Can you imagine what the Commons would look like if this was true? And who would make the best Shepherd? Add your own Flock jokes here!
- Nick Clegg is not Nick Clegg. Oh no. According to Mini, he is Michael Jackson.
Now, while I agree that most people in the country had no idea who Nick Clegg was before the Debates on TV, Mini refuses to believe his name is Nick. And that he was never in the Jackson 5. I'd love to see Nick with a spangly glove! Maybe he'll be Moonwalking into Number 10 after all! She always, without fail, points at the telly and shouts "Michael Jackson, Michael Jackson" when he's on TV.
- Gordon Brown lives in a castle. With The Queen.

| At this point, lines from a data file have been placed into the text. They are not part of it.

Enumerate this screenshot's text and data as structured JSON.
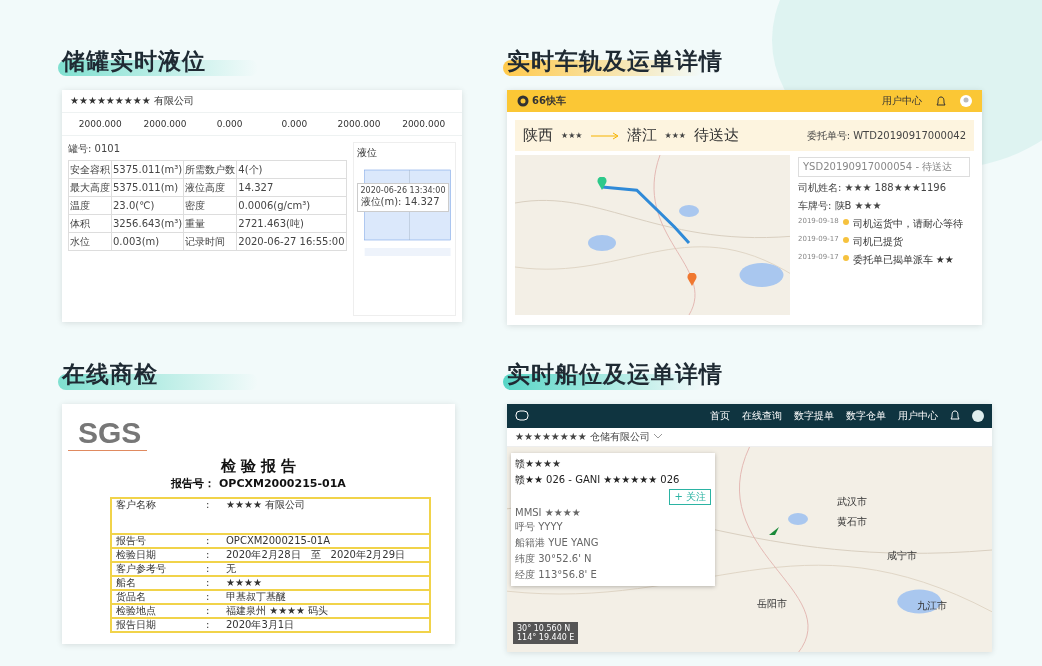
{
  "sections": [
    {
      "kind": "tank",
      "heading": "储罐实时液位",
      "company": "★★★★★★★★★ 有限公司",
      "stats": [
        "2000.000",
        "2000.000",
        "0.000",
        "0.000",
        "2000.000",
        "2000.000"
      ],
      "tank_no": "罐号: 0101",
      "table": [
        [
          "安全容积",
          "5375.011(m³)",
          "所需数户数",
          "4(个)"
        ],
        [
          "最大高度",
          "5375.011(m)",
          "液位高度",
          "14.327"
        ],
        [
          "温度",
          "23.0(℃)",
          "密度",
          "0.0006(g/cm³)"
        ],
        [
          "体积",
          "3256.643(m³)",
          "重量",
          "2721.463(吨)"
        ],
        [
          "水位",
          "0.003(m)",
          "记录时间",
          "2020-06-27 16:55:00"
        ]
      ],
      "chart_title": "液位",
      "tooltip": [
        "2020-06-26 13:34:00",
        "液位(m): 14.327"
      ]
    },
    {
      "kind": "truck",
      "heading": "实时车轨及运单详情",
      "logo": "66快车",
      "nav": [
        "用户中心"
      ],
      "from": "陕西",
      "from_mask": "★★★",
      "to": "潜江",
      "to_mask": "★★★",
      "status": "待送达",
      "order_no": "委托单号: WTD20190917000042",
      "waybill": "YSD20190917000054 - 待送达",
      "driver": "司机姓名: ★★★ 188★★★1196",
      "plate": "车牌号: 陕B ★★★",
      "events": [
        {
          "date": "2019-09-18",
          "text": "司机运货中，请耐心等待"
        },
        {
          "date": "2019-09-17",
          "text": "司机已提货"
        },
        {
          "date": "2019-09-17",
          "text": "委托单已揭单派车 ★★"
        }
      ]
    },
    {
      "kind": "report",
      "heading": "在线商检",
      "logo": "SGS",
      "sep": ":",
      "title": "检 验 报 告",
      "report_no": "报告号： OPCXM2000215-01A",
      "rows": [
        [
          "客户名称",
          "★★★★ 有限公司"
        ],
        [
          "报告号",
          "OPCXM2000215-01A"
        ],
        [
          "检验日期",
          "2020年2月28日　至　2020年2月29日"
        ],
        [
          "客户参考号",
          "无"
        ],
        [
          "船名",
          "★★★★"
        ],
        [
          "货品名",
          "甲基叔丁基醚"
        ],
        [
          "检验地点",
          "福建泉州 ★★★★ 码头"
        ],
        [
          "报告日期",
          "2020年3月1日"
        ]
      ]
    },
    {
      "kind": "ship",
      "heading": "实时船位及运单详情",
      "nav": [
        "首页",
        "在线查询",
        "数字提单",
        "数字仓单",
        "用户中心"
      ],
      "company": "★★★★★★★★ 仓储有限公司",
      "search": "赣★★★★",
      "vessel": "赣★★ 026 - GANI ★★★★★★ 026",
      "follow": "+ 关注",
      "fields": [
        "MMSI ★★★★",
        "呼号 YYYY",
        "船籍港 YUE YANG",
        "纬度 30°52.6' N",
        "经度 113°56.8' E"
      ],
      "places": [
        "武汉市",
        "黄石市",
        "咸宁市",
        "岳阳市",
        "九江市"
      ],
      "coords": [
        "30° 10.560 N",
        "114° 19.440 E"
      ]
    }
  ]
}
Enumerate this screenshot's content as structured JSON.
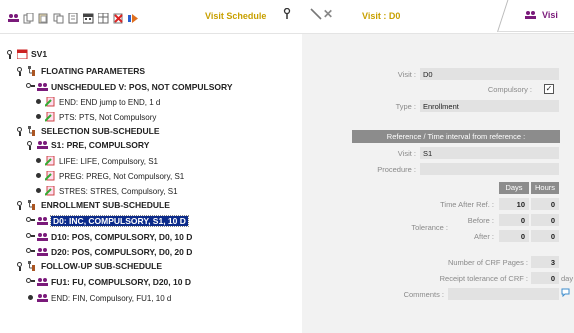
{
  "toolbar": {
    "title": "Visit Schedule",
    "visit_label": "Visit : D0",
    "tab_label": "Visi",
    "icons": [
      "visits-icon",
      "copy-icon",
      "paste-icon",
      "duplicate-icon",
      "document-icon",
      "calendar-icon",
      "table-icon",
      "delete-icon",
      "arrow-icon",
      "pin-icon",
      "wand-icon",
      "close-icon",
      "visits-icon"
    ]
  },
  "tree": {
    "root": "SV1",
    "floating": "FLOATING PARAMETERS",
    "unscheduled": "UNSCHEDULED V: POS, NOT COMPULSORY",
    "end": "END: END jump to END, 1 d",
    "pts": "PTS: PTS, Not Compulsory",
    "selection": "SELECTION SUB-SCHEDULE",
    "s1": "S1: PRE, COMPULSORY",
    "life": "LIFE: LIFE, Compulsory, S1",
    "preg": "PREG: PREG, Not Compulsory, S1",
    "stres": "STRES: STRES, Compulsory, S1",
    "enrollment": "ENROLLMENT SUB-SCHEDULE",
    "d0": "D0: INC, COMPULSORY, S1, 10 D",
    "d10": "D10: POS, COMPULSORY, D0, 10 D",
    "d20": "D20: POS, COMPULSORY, D0, 20 D",
    "followup": "FOLLOW-UP SUB-SCHEDULE",
    "fu1": "FU1: FU, COMPULSORY, D20, 10 D",
    "endfin": "END: FIN, Compulsory, FU1, 10 d"
  },
  "panel": {
    "visit_label": "Visit :",
    "visit_value": "D0",
    "compulsory_label": "Compulsory :",
    "compulsory_checked": "✓",
    "type_label": "Type :",
    "type_value": "Enrollment",
    "reference_header": "Reference / Time interval from reference :",
    "ref_visit_label": "Visit :",
    "ref_visit_value": "S1",
    "procedure_label": "Procedure :",
    "procedure_value": "",
    "days_header": "Days",
    "hours_header": "Hours",
    "time_after_label": "Time After Ref. :",
    "time_after_days": "10",
    "time_after_hours": "0",
    "tolerance_label": "Tolerance :",
    "before_label": "Before :",
    "before_days": "0",
    "before_hours": "0",
    "after_label": "After :",
    "after_days": "0",
    "after_hours": "0",
    "crf_pages_label": "Number of CRF Pages :",
    "crf_pages_value": "3",
    "receipt_label": "Receipt tolerance of CRF :",
    "receipt_value": "0",
    "receipt_unit": "day",
    "comments_label": "Comments :",
    "comments_value": ""
  },
  "colors": {
    "accent_gold": "#c8a000",
    "selection_blue": "#0b2a8a",
    "panel_bg": "#f2f2f2",
    "field_bg": "#e2e2e2",
    "header_gray": "#8c8c8c"
  }
}
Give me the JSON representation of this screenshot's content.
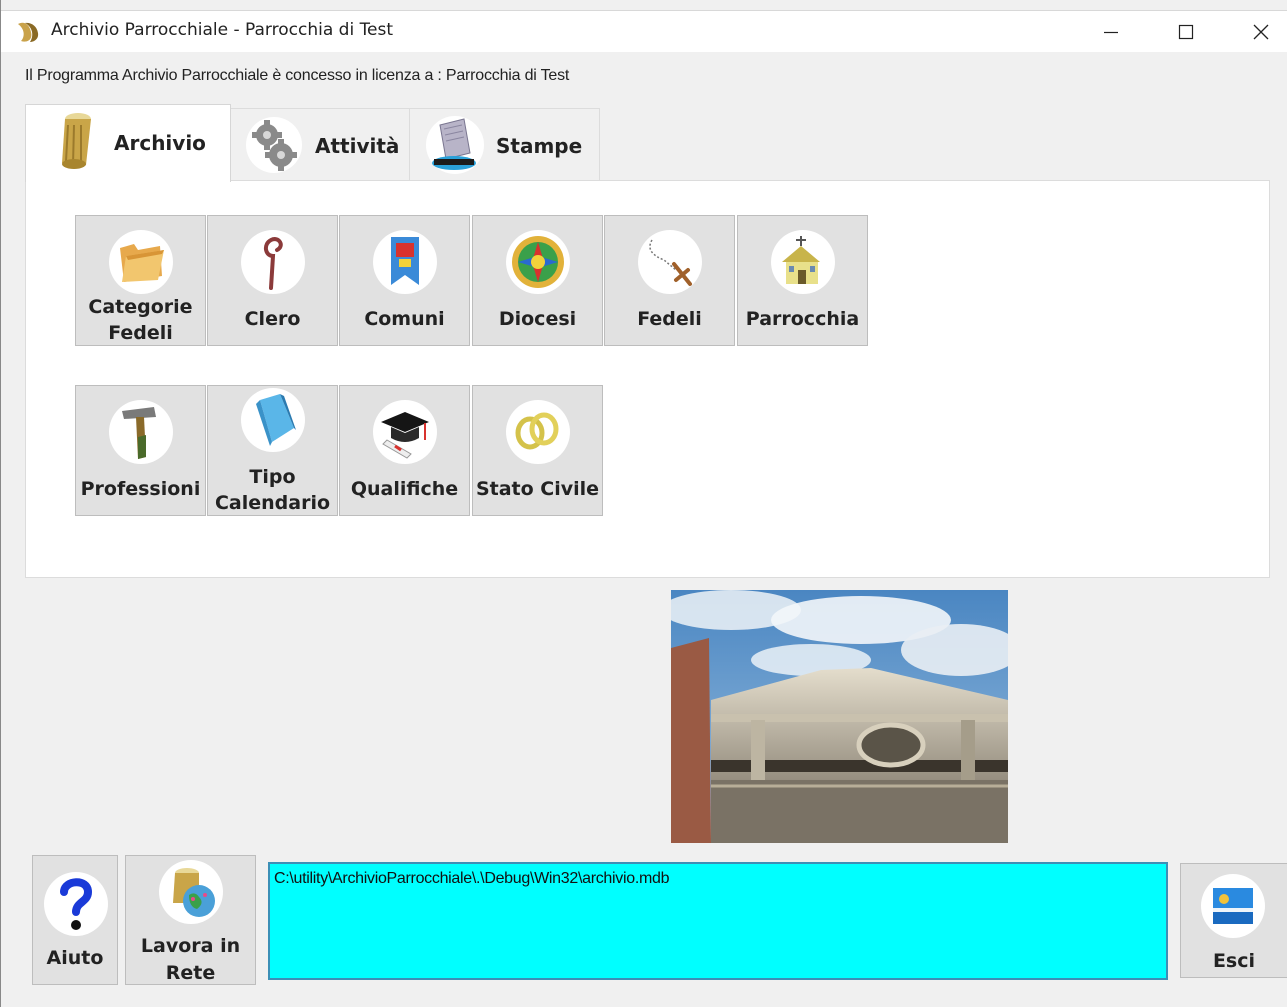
{
  "window": {
    "title": "Archivio Parrocchiale - Parrocchia di Test",
    "minimize_glyph": "—",
    "maximize_glyph": "☐",
    "close_glyph": "✕"
  },
  "license_text": "Il Programma Archivio Parrocchiale è concesso in licenza a : Parrocchia di Test",
  "tabs": [
    {
      "label": "Archivio",
      "icon": "scroll-icon",
      "active": true
    },
    {
      "label": "Attività",
      "icon": "gears-icon",
      "active": false
    },
    {
      "label": "Stampe",
      "icon": "printer-icon",
      "active": false
    }
  ],
  "archivio_tiles": {
    "row1": [
      {
        "label_line1": "Categorie",
        "label_line2": "Fedeli",
        "icon": "folder-icon"
      },
      {
        "label_line1": "Clero",
        "label_line2": "",
        "icon": "crozier-icon"
      },
      {
        "label_line1": "Comuni",
        "label_line2": "",
        "icon": "banner-icon"
      },
      {
        "label_line1": "Diocesi",
        "label_line2": "",
        "icon": "rose-window-icon"
      },
      {
        "label_line1": "Fedeli",
        "label_line2": "",
        "icon": "rosary-icon"
      },
      {
        "label_line1": "Parrocchia",
        "label_line2": "",
        "icon": "church-icon"
      }
    ],
    "row2": [
      {
        "label_line1": "Professioni",
        "label_line2": "",
        "icon": "hammer-icon"
      },
      {
        "label_line1": "Tipo",
        "label_line2": "Calendario",
        "icon": "calendar-book-icon"
      },
      {
        "label_line1": "Qualifiche",
        "label_line2": "",
        "icon": "graduation-cap-icon"
      },
      {
        "label_line1": "Stato Civile",
        "label_line2": "",
        "icon": "wedding-rings-icon"
      }
    ]
  },
  "bottom": {
    "help_label": "Aiuto",
    "network_label_line1": "Lavora in",
    "network_label_line2": "Rete",
    "db_path": "C:\\utility\\ArchivioParrocchiale\\.\\Debug\\Win32\\archivio.mdb",
    "exit_label": "Esci"
  },
  "colors": {
    "path_box_bg": "#00ffff",
    "tile_bg": "#e1e1e1",
    "window_bg": "#f0f0f0"
  }
}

Not sure where Prince Philip fits in, but yes, when I told her that Gordon Brown was going to have to move house soon like we are, as a way of making her see that we aren't the only people mad enough to move at short notice, I told her he lived at 10 Downing Street, as that's where the Prime Minister lives. But as he is not going to be Prime Minister, he has to move. But she told me that no, he lives in a Castle. With the Queen. God Knows where she got that from.
- The Liberal Democrats are actually called the Ibral Demacats.
So, not only are they run by Michael Jackson, they are called something completely different to what we think they are.
It's not just Mini though.
We had to walk past a Polling booth on our way to pick Mini up from Playschool, and we had Lovely I an with us, on the pretext of helping us pack when we got home. But we couldn't find any boxes.
Anyway, the very posh old lady and old man manning the desk asked us if we were voting as we walked past. Now, I'd have shaken my head and carried on, but Lovely Ian is a bit of a joker, and is very convincing. Noticing that the people were stupidly posh, very obviously Tory voters, Ian told them he had only voted once, and he had voted BNP, but it wasn't popular with the people at the Voting Booth so he thought that was why he hadn't got a voting card. They looked like they had swallowed something very unpleasant.
With that we walked on, got round the corner, and fell about. Poor old people! Ian, by the way, has never voted for the BNP, just in case you were concerned! He voted Labour in 1997 when Blair got in, but that's about it!
While on the subject of Voting, I'd like to canvass some votes for GLOWSTARS, URBANVOX, MY DADDY COOKS, BRINGING UP CHARLIE and MELLOW MUMMY for a MAD AWARD. Well done for being shortlisted guys!